Center Jeff Hartings played 11 years in the NFL with the Detroit Lions and Pittsburgh Steelers while twice being named an All-Pro and earning a Super Bowl ring with the Steelers in 2005.
The idea of concussions being a significant injury was a completely foreign thought for most of Hartings’ career in the league. It was something the players didn’t take seriously and would purposefully try to circumvent to keep playing. Now that he is coaching football himself, Hartings more readily sees the impact concussions can have on the football field.
Hartings joined Alex Marvez and Vic Carucci on the Late Hits show on Sirius XM NFL radio from the “Heads Up Football” symposium in Canton, Ohio to discuss his experience with concussions. The symposium is a gathering of over 100 coaches that discuss how to improve football safety.
Hartings said he was discussing the matter with former Buffalo Bills defensive end Phil Hansen about how the players initially took to the idea of concussion tests when it first was introduced to the NFL.
“We were talking about this impact concussion test,” Hartings said. “I remember it came out in ’05 or ’06, right when I was retiring basically and it was kind of a joke.
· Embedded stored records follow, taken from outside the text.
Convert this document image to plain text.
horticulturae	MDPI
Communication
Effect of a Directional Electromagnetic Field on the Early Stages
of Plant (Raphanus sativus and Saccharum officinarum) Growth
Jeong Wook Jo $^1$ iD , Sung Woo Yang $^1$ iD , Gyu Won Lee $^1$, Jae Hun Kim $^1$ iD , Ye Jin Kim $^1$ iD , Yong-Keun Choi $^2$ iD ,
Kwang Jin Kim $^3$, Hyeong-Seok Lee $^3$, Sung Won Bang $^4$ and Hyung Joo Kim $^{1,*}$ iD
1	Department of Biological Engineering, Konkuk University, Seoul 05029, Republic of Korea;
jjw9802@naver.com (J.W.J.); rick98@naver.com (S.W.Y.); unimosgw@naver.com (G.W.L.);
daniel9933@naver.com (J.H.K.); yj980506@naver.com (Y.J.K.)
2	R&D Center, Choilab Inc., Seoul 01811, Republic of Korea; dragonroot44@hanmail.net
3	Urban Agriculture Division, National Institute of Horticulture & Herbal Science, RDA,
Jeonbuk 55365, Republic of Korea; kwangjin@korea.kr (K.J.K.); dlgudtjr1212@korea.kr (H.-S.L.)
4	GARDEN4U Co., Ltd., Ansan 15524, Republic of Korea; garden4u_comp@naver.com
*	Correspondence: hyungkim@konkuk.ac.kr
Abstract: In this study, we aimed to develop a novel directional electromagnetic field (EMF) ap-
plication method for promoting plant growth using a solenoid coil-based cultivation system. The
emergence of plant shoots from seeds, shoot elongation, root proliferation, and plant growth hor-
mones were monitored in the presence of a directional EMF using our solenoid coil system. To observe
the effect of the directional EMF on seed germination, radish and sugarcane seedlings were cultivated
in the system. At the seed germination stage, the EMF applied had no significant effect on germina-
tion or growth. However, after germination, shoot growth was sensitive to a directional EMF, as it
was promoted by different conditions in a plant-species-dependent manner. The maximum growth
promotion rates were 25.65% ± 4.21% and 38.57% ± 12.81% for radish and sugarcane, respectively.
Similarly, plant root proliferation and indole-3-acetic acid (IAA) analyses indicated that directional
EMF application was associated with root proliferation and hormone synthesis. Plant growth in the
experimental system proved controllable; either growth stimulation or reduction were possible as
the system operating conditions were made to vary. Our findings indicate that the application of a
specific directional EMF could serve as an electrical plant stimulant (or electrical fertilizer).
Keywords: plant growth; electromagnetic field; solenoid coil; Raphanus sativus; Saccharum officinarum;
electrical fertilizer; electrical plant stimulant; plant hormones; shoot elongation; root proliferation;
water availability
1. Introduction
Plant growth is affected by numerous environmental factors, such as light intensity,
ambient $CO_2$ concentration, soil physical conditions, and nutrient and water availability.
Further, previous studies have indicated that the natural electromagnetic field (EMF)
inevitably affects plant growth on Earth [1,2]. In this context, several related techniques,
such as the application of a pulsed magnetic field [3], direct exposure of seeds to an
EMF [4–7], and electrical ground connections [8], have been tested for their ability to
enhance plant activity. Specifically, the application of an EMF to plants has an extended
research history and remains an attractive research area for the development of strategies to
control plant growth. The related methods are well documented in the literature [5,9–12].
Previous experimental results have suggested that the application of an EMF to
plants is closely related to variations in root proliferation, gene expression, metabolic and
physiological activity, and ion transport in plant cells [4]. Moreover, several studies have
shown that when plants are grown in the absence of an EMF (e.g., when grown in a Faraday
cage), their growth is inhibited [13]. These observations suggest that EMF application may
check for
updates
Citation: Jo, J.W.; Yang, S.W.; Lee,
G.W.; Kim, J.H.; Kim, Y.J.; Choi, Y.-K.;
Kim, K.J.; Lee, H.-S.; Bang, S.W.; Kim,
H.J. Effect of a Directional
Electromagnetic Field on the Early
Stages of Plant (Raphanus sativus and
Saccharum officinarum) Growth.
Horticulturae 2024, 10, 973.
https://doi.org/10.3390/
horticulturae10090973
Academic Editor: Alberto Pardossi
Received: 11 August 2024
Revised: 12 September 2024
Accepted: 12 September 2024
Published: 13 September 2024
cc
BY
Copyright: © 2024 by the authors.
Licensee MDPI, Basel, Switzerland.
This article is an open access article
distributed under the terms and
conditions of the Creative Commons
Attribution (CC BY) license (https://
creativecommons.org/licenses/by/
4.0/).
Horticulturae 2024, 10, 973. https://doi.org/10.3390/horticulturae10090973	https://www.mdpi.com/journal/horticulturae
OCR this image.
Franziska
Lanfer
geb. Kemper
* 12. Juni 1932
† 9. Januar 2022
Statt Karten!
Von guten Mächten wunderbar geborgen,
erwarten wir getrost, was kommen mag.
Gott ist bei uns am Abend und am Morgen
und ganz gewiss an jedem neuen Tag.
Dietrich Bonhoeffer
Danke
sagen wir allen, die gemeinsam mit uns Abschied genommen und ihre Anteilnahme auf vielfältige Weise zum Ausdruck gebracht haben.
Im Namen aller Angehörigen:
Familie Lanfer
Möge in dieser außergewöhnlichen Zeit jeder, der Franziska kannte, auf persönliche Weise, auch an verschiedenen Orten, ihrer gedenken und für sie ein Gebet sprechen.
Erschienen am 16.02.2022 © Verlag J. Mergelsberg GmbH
Nobody really took it seriously. We just kind of complained about having to do it – faked our way through it.”
Hartings is coaching now and said he had six or seven kids on his team suffer concussions last year. He said one kid had to spend a week in the hospital because of the injury. The experience helped drive home the seriousness of concussions to Hartings.
“I think the publicity has helped the NFL and helped everyone come around and start teaching us about the significant impact a concussion can have on you long-term and short-term,” Hartings said.
“The other thing that I learned this week and through that experience is you have to take concussions seriously. It’s a part of the game. I don’t want to make a comparison to a sprained ankle but when a player sprains his ankle you sit him out. When he injures his brain, you need to sit him out and you’ve got to take that even more seriously and make sure when they come back they’re fully ready to come back.”
Hartings believes the injuries can be handled properly so that the long-term effects of concussions aren’t problematic and coaches have adequate knowledge of how to deal with concussions when they arise.
“If we handle these injuries the proper way, as a mother you have no reason to be concerned about your son playing football,” Hartings said. “As a matter of fact, I believe that the rewards far outweigh the risks.”